Not yet unfortunately. Kevin's valgrind tests pointed out that either the material interaction modules or the decayer might be causing the issue. @skurz and I are investigating further.
I'm making progress in both issues (unknown pdgId and infinite loop) and I expect to have a PR tomorrow.
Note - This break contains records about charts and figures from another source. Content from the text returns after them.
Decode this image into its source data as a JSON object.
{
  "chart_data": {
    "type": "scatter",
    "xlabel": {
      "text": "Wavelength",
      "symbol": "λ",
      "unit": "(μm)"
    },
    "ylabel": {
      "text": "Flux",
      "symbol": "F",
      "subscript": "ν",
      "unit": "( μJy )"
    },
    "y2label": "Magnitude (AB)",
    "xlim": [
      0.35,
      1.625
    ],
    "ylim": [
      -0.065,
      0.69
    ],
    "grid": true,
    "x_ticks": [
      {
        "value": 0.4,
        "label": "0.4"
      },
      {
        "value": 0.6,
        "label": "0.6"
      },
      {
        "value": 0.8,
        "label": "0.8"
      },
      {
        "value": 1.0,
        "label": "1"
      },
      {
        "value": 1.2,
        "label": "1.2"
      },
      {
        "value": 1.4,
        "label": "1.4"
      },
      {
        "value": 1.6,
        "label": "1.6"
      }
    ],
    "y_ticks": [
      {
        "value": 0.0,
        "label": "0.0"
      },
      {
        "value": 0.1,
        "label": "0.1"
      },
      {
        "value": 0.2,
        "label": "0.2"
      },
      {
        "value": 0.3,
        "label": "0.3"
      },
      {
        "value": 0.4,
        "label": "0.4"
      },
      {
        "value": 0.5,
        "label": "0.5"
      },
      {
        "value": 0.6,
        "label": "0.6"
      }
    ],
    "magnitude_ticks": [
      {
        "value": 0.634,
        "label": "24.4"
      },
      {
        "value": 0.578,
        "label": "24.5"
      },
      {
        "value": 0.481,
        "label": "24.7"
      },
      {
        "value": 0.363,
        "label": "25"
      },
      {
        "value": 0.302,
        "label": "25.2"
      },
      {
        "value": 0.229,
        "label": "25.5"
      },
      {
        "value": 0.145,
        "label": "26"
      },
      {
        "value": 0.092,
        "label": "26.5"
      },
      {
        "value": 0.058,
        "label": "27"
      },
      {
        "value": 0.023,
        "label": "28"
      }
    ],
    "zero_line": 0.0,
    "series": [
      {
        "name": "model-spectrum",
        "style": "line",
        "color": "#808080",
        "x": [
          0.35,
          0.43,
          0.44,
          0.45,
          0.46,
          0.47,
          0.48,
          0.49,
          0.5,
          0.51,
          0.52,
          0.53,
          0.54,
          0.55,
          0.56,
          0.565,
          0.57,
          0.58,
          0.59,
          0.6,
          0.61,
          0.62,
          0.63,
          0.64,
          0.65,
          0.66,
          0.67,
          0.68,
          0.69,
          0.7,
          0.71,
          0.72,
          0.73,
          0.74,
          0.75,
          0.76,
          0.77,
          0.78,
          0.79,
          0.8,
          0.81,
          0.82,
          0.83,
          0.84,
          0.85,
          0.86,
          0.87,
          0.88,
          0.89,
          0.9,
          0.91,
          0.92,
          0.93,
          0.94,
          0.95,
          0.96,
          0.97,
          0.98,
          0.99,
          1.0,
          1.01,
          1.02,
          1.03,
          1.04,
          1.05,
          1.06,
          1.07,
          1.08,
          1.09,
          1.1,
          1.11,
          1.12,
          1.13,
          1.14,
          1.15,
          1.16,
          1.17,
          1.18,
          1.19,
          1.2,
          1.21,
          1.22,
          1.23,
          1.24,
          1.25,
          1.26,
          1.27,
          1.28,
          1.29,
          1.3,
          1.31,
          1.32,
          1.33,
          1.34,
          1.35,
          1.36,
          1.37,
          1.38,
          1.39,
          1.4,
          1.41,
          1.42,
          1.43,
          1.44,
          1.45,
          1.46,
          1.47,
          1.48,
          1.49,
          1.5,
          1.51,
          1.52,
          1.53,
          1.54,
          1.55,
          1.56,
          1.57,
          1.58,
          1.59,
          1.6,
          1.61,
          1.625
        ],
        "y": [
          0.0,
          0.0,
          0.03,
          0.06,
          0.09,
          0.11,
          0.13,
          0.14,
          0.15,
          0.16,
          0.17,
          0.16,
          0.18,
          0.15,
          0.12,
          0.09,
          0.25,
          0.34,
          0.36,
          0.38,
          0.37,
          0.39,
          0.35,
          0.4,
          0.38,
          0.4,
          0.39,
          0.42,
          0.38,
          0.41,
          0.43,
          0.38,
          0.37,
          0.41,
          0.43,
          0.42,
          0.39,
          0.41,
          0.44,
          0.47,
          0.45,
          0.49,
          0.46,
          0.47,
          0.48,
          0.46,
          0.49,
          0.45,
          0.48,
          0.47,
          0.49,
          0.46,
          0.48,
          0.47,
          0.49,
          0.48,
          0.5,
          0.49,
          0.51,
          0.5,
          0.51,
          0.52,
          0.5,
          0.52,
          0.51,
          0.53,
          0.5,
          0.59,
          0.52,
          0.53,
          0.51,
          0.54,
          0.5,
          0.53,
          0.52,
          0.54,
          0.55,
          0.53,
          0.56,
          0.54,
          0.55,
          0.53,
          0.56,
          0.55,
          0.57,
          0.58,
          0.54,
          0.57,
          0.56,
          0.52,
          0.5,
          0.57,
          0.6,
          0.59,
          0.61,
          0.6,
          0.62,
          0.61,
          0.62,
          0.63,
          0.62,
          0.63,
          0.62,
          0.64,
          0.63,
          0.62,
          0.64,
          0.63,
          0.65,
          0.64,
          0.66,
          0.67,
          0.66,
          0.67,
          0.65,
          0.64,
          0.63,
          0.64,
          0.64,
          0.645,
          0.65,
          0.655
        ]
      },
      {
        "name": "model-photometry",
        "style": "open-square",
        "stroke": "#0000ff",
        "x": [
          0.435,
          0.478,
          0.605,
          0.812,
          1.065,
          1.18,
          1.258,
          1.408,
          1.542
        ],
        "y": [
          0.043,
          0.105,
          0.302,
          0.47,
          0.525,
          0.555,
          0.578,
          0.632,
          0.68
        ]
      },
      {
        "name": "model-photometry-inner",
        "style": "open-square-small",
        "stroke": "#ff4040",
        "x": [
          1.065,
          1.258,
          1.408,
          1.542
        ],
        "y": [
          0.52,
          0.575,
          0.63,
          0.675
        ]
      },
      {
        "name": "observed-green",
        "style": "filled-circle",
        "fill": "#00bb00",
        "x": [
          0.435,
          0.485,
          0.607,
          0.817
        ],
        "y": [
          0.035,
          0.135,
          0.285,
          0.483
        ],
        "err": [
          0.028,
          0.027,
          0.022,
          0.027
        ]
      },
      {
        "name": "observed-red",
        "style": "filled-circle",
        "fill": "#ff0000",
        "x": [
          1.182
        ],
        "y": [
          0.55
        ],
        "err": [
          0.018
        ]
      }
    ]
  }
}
Both issues are expected to be fixed in this PR https://github.com/cms-sw/cmssw/pull/23019
@skurz very welcome, thanks, I have a question in that PR about the proposed fix
In recent days a recurrent failure in the fastsim2 addOn test has been noticed, although this does not appear in the IB and it is not trivially reproducible. The pattern of the problem is:
----- Begin Fatal Exception 22-Mar-2018 21:58:34 CET----------------------- An exception of category 'fastsim::ParticleManager' occurred while [0] Processing Event run: 1 lumi: 1 event: 55 stream: 0 [1] Running path 'simulation_step' [2] Calling method for module FastSimProducer/'fastSimProducer' Exception Message: unknown pdg id: 9010221 ----- End Fatal Exception -------------------------------------------------
I am trying to reproduce it in a long run. The problem has become frequent enough to deserve an investigation.